Dhamma

Saturday, February 22, 2020

She didn't understand any of it

The wind was cold. The feeling was icy blue with brown specks. Anything that is cold is not love. Love is warm. Love is Grandma.

Love is being committed to the ground.

The glimmer of the metal casket in the streak of sun momentarily superseded the gray of the day. The casket was in the hands of the men who had come to do a terrible thing. They had lifted the casket and were beginning to lower it. Inch by inch, moment by moment, they were pushing her grandmother down deep, more deep into the earth. They were burying love.

Everyone was weeping now, but still Sybil's eyes were dry, dry as the barren world that stretched before her, a world in which nobody said, "Sybil, Sybil, Sybil," a world without anyone to listen when she tried to talk, a world without love.

Propelled by powerful feelings, galvanized into locomotion, Sybil found herself moving forward. It was one or two slow steps at first, but then there were more steps, faster steps toward the banks of flowers over the lowered casket. She was at the grave, her body poised to jump into it, to join her grandmother forever.

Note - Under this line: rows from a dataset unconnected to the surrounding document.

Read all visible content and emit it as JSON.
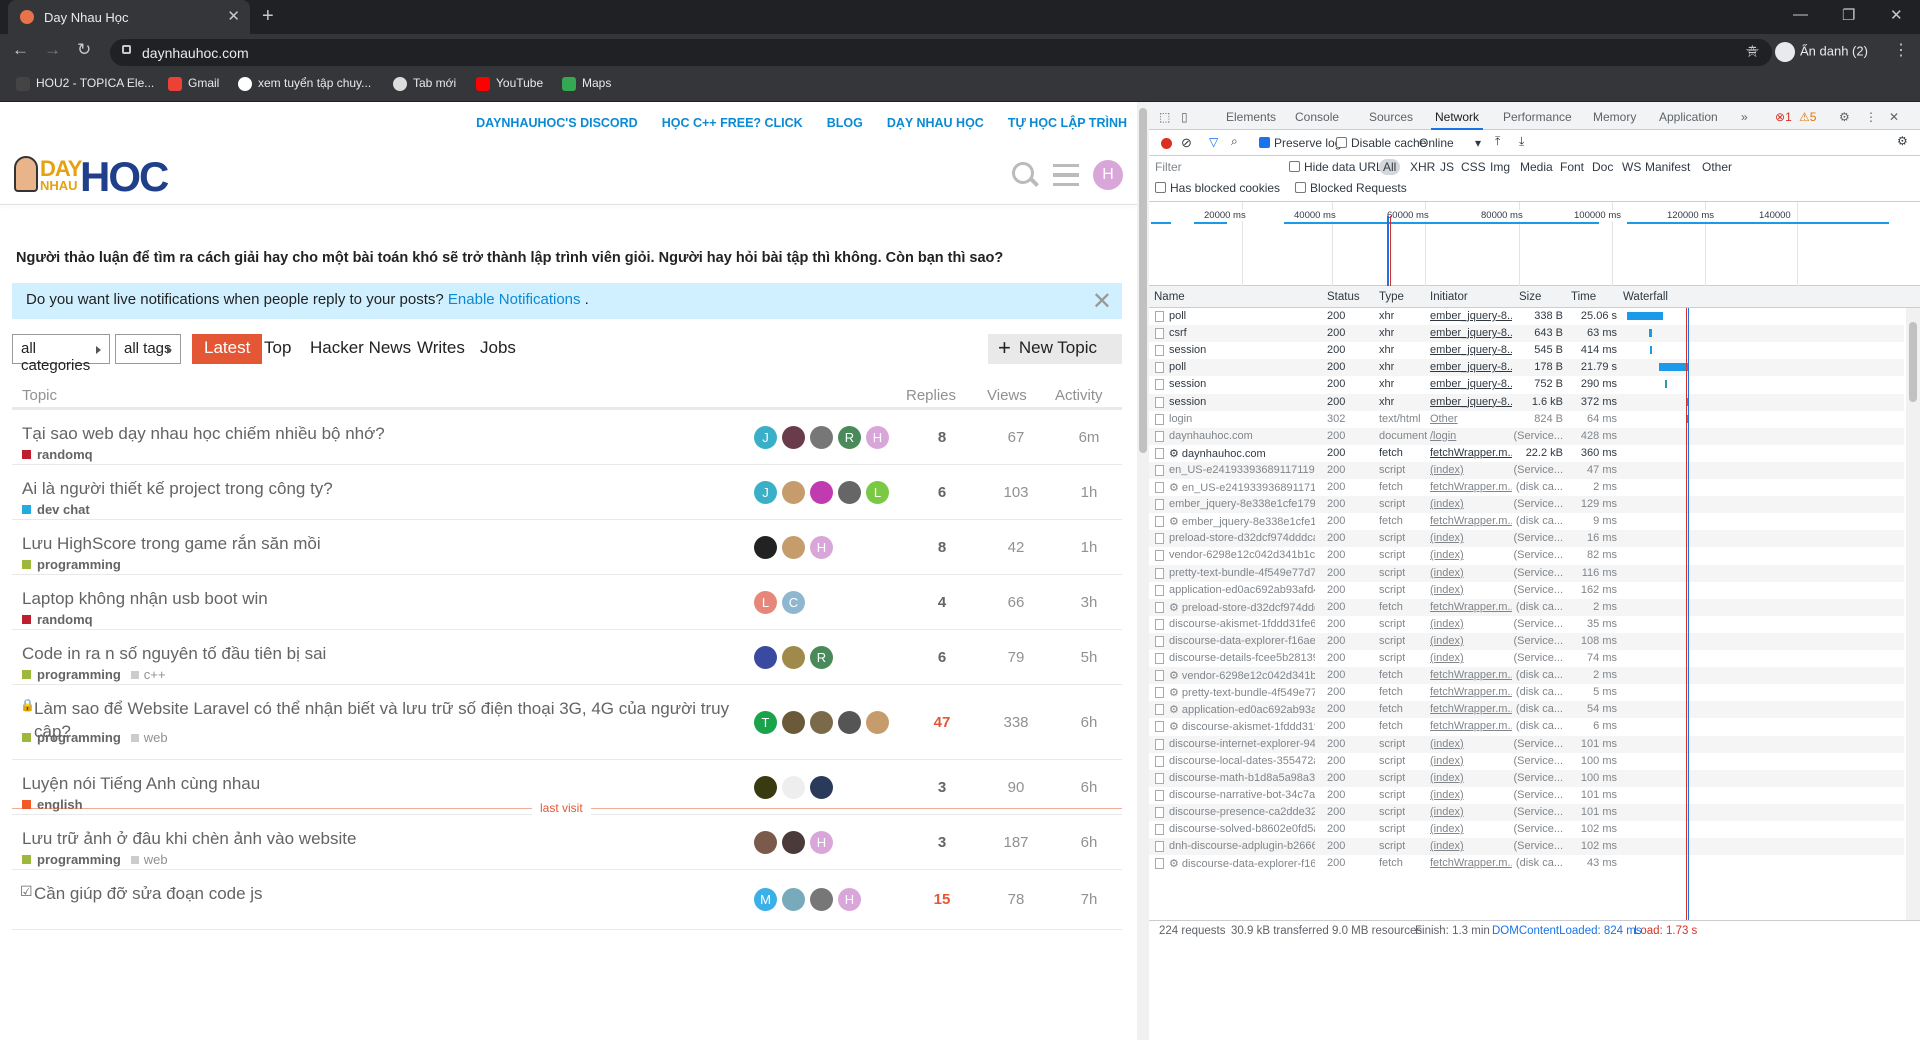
{
  "browser": {
    "tab_title": "Day Nhau Học",
    "url": "daynhauhoc.com",
    "profile": "Ẩn danh (2)",
    "bookmarks": [
      "HOU2 - TOPICA Ele...",
      "Gmail",
      "xem tuyển tập chuy...",
      "Tab mới",
      "YouTube",
      "Maps"
    ]
  },
  "site": {
    "top_links": [
      "DAYNHAUHOC'S DISCORD",
      "HỌC C++ FREE? CLICK",
      "BLOG",
      "DẠY NHAU HỌC",
      "TỰ HỌC LẬP TRÌNH"
    ],
    "logo": {
      "day": "DAY",
      "nhau": "NHAU",
      "hoc": "HOC"
    },
    "user_initial": "H",
    "tagline": "Người thảo luận để tìm ra cách giải hay cho một bài toán khó sẽ trở thành lập trình viên giỏi. Người hay hỏi bài tập thì không. Còn bạn thì sao?",
    "notice": "Do you want live notifications when people reply to your posts?",
    "notice_link": "Enable Notifications",
    "notice_tail": ".",
    "filters": {
      "categories": "all categories",
      "tags": "all tags"
    },
    "nav": [
      "Latest",
      "Top",
      "Hacker News",
      "Writes",
      "Jobs"
    ],
    "new_topic": "New Topic",
    "columns": {
      "topic": "Topic",
      "replies": "Replies",
      "views": "Views",
      "activity": "Activity"
    },
    "last_visit": "last visit",
    "topics": [
      {
        "title": "Tại sao web dạy nhau học chiếm nhiều bộ nhớ?",
        "category": "randomq",
        "cat_color": "#bf1e2e",
        "tags": [],
        "posters": [
          "J",
          "",
          "",
          "R",
          "H"
        ],
        "poster_colors": [
          "#3ab0c8",
          "#6a3b4a",
          "#777",
          "#4a8a5a",
          "#d9a6d9"
        ],
        "replies": "8",
        "views": "67",
        "activity": "6m"
      },
      {
        "title": "Ai là người thiết kế project trong công ty?",
        "category": "dev chat",
        "cat_color": "#25aae2",
        "tags": [],
        "posters": [
          "J",
          "",
          "",
          "",
          "L"
        ],
        "poster_colors": [
          "#3ab0c8",
          "#c69c6d",
          "#c03ab0",
          "#666",
          "#7ac943"
        ],
        "replies": "6",
        "views": "103",
        "activity": "1h"
      },
      {
        "title": "Lưu HighScore trong game rắn săn mồi",
        "category": "programming",
        "cat_color": "#9eb83b",
        "tags": [],
        "posters": [
          "",
          "",
          "H"
        ],
        "poster_colors": [
          "#222",
          "#c69c6d",
          "#d9a6d9"
        ],
        "replies": "8",
        "views": "42",
        "activity": "1h"
      },
      {
        "title": "Laptop không nhận usb boot win",
        "category": "randomq",
        "cat_color": "#bf1e2e",
        "tags": [],
        "posters": [
          "L",
          "C"
        ],
        "poster_colors": [
          "#e6877a",
          "#8fb8d0"
        ],
        "replies": "4",
        "views": "66",
        "activity": "3h"
      },
      {
        "title": "Code in ra n số nguyên tố đầu tiên bị sai",
        "category": "programming",
        "cat_color": "#9eb83b",
        "tags": [
          "c++"
        ],
        "posters": [
          "",
          "",
          "R"
        ],
        "poster_colors": [
          "#3a4aa0",
          "#a08a4a",
          "#4a8a5a"
        ],
        "replies": "6",
        "views": "79",
        "activity": "5h"
      },
      {
        "title": "Làm sao để Website Laravel có thể nhận biết và lưu trữ số điện thoại 3G, 4G của người truy cập?",
        "category": "programming",
        "cat_color": "#9eb83b",
        "tags": [
          "web"
        ],
        "posters": [
          "T",
          "",
          "",
          "",
          ""
        ],
        "poster_colors": [
          "#1aa34a",
          "#6a5a3a",
          "#7a6a4a",
          "#555",
          "#c69c6d"
        ],
        "replies": "47",
        "views": "338",
        "activity": "6h",
        "locked": true,
        "hot": true
      },
      {
        "title": "Luyện nói Tiếng Anh cùng nhau",
        "category": "english",
        "cat_color": "#f1592a",
        "tags": [],
        "posters": [
          "",
          "",
          ""
        ],
        "poster_colors": [
          "#3a3a10",
          "#eee",
          "#2a3a5a"
        ],
        "replies": "3",
        "views": "90",
        "activity": "6h"
      },
      {
        "title": "Lưu trữ ảnh ở đâu khi chèn ảnh vào website",
        "category": "programming",
        "cat_color": "#9eb83b",
        "tags": [
          "web"
        ],
        "posters": [
          "",
          "",
          "H"
        ],
        "poster_colors": [
          "#7a5a4a",
          "#4a3a3a",
          "#d9a6d9"
        ],
        "replies": "3",
        "views": "187",
        "activity": "6h"
      },
      {
        "title": "Cần giúp đỡ sửa đoạn code js",
        "category": "",
        "cat_color": "#9eb83b",
        "tags": [],
        "posters": [
          "M",
          "",
          "",
          "H"
        ],
        "poster_colors": [
          "#3ab0e8",
          "#7ab",
          "#777",
          "#d9a6d9"
        ],
        "replies": "15",
        "views": "78",
        "activity": "7h",
        "checked": true,
        "hot": true
      }
    ]
  },
  "devtools": {
    "tabs": [
      "Elements",
      "Console",
      "Sources",
      "Network",
      "Performance",
      "Memory",
      "Application"
    ],
    "active_tab": "Network",
    "errors": "1",
    "warnings": "5",
    "preserve_log": "Preserve log",
    "disable_cache": "Disable cache",
    "throttle": "Online",
    "filter_placeholder": "Filter",
    "hide_data_urls": "Hide data URLs",
    "types": [
      "All",
      "XHR",
      "JS",
      "CSS",
      "Img",
      "Media",
      "Font",
      "Doc",
      "WS",
      "Manifest",
      "Other"
    ],
    "has_blocked_cookies": "Has blocked cookies",
    "blocked_requests": "Blocked Requests",
    "timeline_ticks": [
      "20000 ms",
      "40000 ms",
      "60000 ms",
      "80000 ms",
      "100000 ms",
      "120000 ms",
      "140000"
    ],
    "columns": [
      "Name",
      "Status",
      "Type",
      "Initiator",
      "Size",
      "Time",
      "Waterfall"
    ],
    "requests": [
      [
        "poll",
        "200",
        "xhr",
        "ember_jquery-8...",
        "338 B",
        "25.06 s"
      ],
      [
        "csrf",
        "200",
        "xhr",
        "ember_jquery-8...",
        "643 B",
        "63 ms"
      ],
      [
        "session",
        "200",
        "xhr",
        "ember_jquery-8...",
        "545 B",
        "414 ms"
      ],
      [
        "poll",
        "200",
        "xhr",
        "ember_jquery-8...",
        "178 B",
        "21.79 s"
      ],
      [
        "session",
        "200",
        "xhr",
        "ember_jquery-8...",
        "752 B",
        "290 ms"
      ],
      [
        "session",
        "200",
        "xhr",
        "ember_jquery-8...",
        "1.6 kB",
        "372 ms"
      ],
      [
        "login",
        "302",
        "text/html",
        "Other",
        "824 B",
        "64 ms"
      ],
      [
        "daynhauhoc.com",
        "200",
        "document",
        "/login",
        "(Service...",
        "428 ms"
      ],
      [
        "⚙ daynhauhoc.com",
        "200",
        "fetch",
        "fetchWrapper.m...",
        "22.2 kB",
        "360 ms"
      ],
      [
        "en_US-e24193393689117119311...",
        "200",
        "script",
        "(index)",
        "(Service...",
        "47 ms"
      ],
      [
        "⚙ en_US-e241933936891171193...",
        "200",
        "fetch",
        "fetchWrapper.m...",
        "(disk ca...",
        "2 ms"
      ],
      [
        "ember_jquery-8e338e1cfe17986...",
        "200",
        "script",
        "(index)",
        "(Service...",
        "129 ms"
      ],
      [
        "⚙ ember_jquery-8e338e1cfe179...",
        "200",
        "fetch",
        "fetchWrapper.m...",
        "(disk ca...",
        "9 ms"
      ],
      [
        "preload-store-d32dcf974dddcac...",
        "200",
        "script",
        "(index)",
        "(Service...",
        "16 ms"
      ],
      [
        "vendor-6298e12c042d341b1c8a...",
        "200",
        "script",
        "(index)",
        "(Service...",
        "82 ms"
      ],
      [
        "pretty-text-bundle-4f549e77d75...",
        "200",
        "script",
        "(index)",
        "(Service...",
        "116 ms"
      ],
      [
        "application-ed0ac692ab93afd41...",
        "200",
        "script",
        "(index)",
        "(Service...",
        "162 ms"
      ],
      [
        "⚙ preload-store-d32dcf974dddc...",
        "200",
        "fetch",
        "fetchWrapper.m...",
        "(disk ca...",
        "2 ms"
      ],
      [
        "discourse-akismet-1fddd31fe6c9...",
        "200",
        "script",
        "(index)",
        "(Service...",
        "35 ms"
      ],
      [
        "discourse-data-explorer-f16aed9...",
        "200",
        "script",
        "(index)",
        "(Service...",
        "108 ms"
      ],
      [
        "discourse-details-fcee5b28139d...",
        "200",
        "script",
        "(index)",
        "(Service...",
        "74 ms"
      ],
      [
        "⚙ vendor-6298e12c042d341b1c...",
        "200",
        "fetch",
        "fetchWrapper.m...",
        "(disk ca...",
        "2 ms"
      ],
      [
        "⚙ pretty-text-bundle-4f549e77d...",
        "200",
        "fetch",
        "fetchWrapper.m...",
        "(disk ca...",
        "5 ms"
      ],
      [
        "⚙ application-ed0ac692ab93afd...",
        "200",
        "fetch",
        "fetchWrapper.m...",
        "(disk ca...",
        "54 ms"
      ],
      [
        "⚙ discourse-akismet-1fddd31fe...",
        "200",
        "fetch",
        "fetchWrapper.m...",
        "(disk ca...",
        "6 ms"
      ],
      [
        "discourse-internet-explorer-94a...",
        "200",
        "script",
        "(index)",
        "(Service...",
        "101 ms"
      ],
      [
        "discourse-local-dates-355472ab...",
        "200",
        "script",
        "(index)",
        "(Service...",
        "100 ms"
      ],
      [
        "discourse-math-b1d8a5a98a32f...",
        "200",
        "script",
        "(index)",
        "(Service...",
        "100 ms"
      ],
      [
        "discourse-narrative-bot-34c7a69...",
        "200",
        "script",
        "(index)",
        "(Service...",
        "101 ms"
      ],
      [
        "discourse-presence-ca2dde324a...",
        "200",
        "script",
        "(index)",
        "(Service...",
        "101 ms"
      ],
      [
        "discourse-solved-b8602e0fd5a5...",
        "200",
        "script",
        "(index)",
        "(Service...",
        "102 ms"
      ],
      [
        "dnh-discourse-adplugin-b26668...",
        "200",
        "script",
        "(index)",
        "(Service...",
        "102 ms"
      ],
      [
        "⚙ discourse-data-explorer-f16ae...",
        "200",
        "fetch",
        "fetchWrapper.m...",
        "(disk ca...",
        "43 ms"
      ]
    ],
    "status": {
      "requests": "224 requests",
      "transferred": "30.9 kB transferred",
      "resources": "9.0 MB resources",
      "finish": "Finish: 1.3 min",
      "dcl": "DOMContentLoaded: 824 ms",
      "load": "Load: 1.73 s"
    }
  }
}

Then there was that hand grabbing her arm with a swift, sharp movement. The restraining hand was pulling her, dragging her away from the grave, away from her grandmother.

The wind howled. The sky grew dark. There was nothing.

That hand with its overwhelming force was still pulling her. Its pressure was deeply embedded in her flesh. Her arm ached with the soreness engendered by the sharp, jerky movement.

Sybil turned to see who it was who had so forcibly removed her from her grandmother. Was it her uncle Roger, her father? They were not there.

There was no grave. There were no banks of flowers. No wind. No sky. Daddy and Mother, Uncle Roger and Aunt Hattie, Aunt Clara and the rich old man she married, the minister, all those other people were not here.

Instead of a grave there was a desk. The banks of flowers were blackboards. Instead of a sky there was a ceiling. Instead of a minister there was a teacher.

The teacher, who talked quickly in short nervous sentences, was tall and thin. She wasn't Sybil's teacher. Miss Thurston, her teacher, spoke slowly and deliberately and was stout and of medium height. The third-grade teacher was Miss Thurston. This should be Miss Thurston, but it was Miss Henderson. Sybil knew Miss Henderson as the fifth-grade teacher. What has happened? Sybil wondered. It was no dream. The room, a regular classroom in the school she had attended since kindergarten, seemed normal between its four walls. Only it wasn't her classroom. The windows of the room faced the east, not the west, as they did in the third-grade classroom. She knew all the rooms in the school, and this, she knew, was the fifth-grade classroom.

Somehow she had gotten into this fifth-grade classroom. She had done something wrong, a terrible thing. She had to get out, had to get back to the third grade where she belonged, where Miss Thurston had probably marked her absent. She had to apologize to Miss Henderson for being here, had to explain to Miss Thurston for not being there. But what was the explanation?

Then she began to notice the other children. There was Betsy Bush across the aisle, Henry Von Hoffman in front of her, Stanley, and Stuart and Jim and Carolyn Schultz and all the rest. Well, she thought, the whole third grade is in here.

Most of these children had started with her in kindergarten, and she knew them well. They were the same children, yet they were not the same as when she had seen them last. They were dressed differently from when they were in the third grade. They looked bigger than they had been before she left for her grandmother's funeral. How could that be? How could all these children get bigger in a moment?

Betsy Bush, assured and confident as always, was waving her hand as usual to answer the teacher's question. She acted as if she belonged here. All the other children did, too. None of them seemed to think there was anything wrong about being here. Why should Betsy be answering questions when Miss Henderson was not her teacher?

Sybil's eyes turned next to the page of the notebook open on her desk. She thought of concentrating on the page and forgetting all the nonsense. But it could not be done, for the page made no sense to her, and in her present state of mind the notebook only induced more terror. There were lots of notes, but she hadn't taken them. There was completed homework, which she hadn't done, but she noted that the homework was consistently graded A. However urgently she forced herself to minimize the meaning of all this, the more terrified she became.

She tried hard to shut her eyes to this teacher who wasn't hers, to this classroom with the windows on the wrong side, these children, blown up beyond their normal size and dressed in strange clothes they hadn't worn before. It didn't work.

Sybil began to feel a strange compulsion to examine herself. were her clothes "different"? Was she bigger, too? Her eye descended to her own dress. It was of yellow voile with green and purple embroidery, as totally unfamiliar as those of the other children. She hadn't owned it, didn't remember her mother's buying it for her, hadn't worn it before, and hadn't put it on this morning. She was wearing a dress that didn't belong to her in a classroom in which she didn't belong.

Nobody seemed to think that anything unusual was happening. The third-grade children kept on answering questions about things she'd never studied with them. She didn't understand any of it.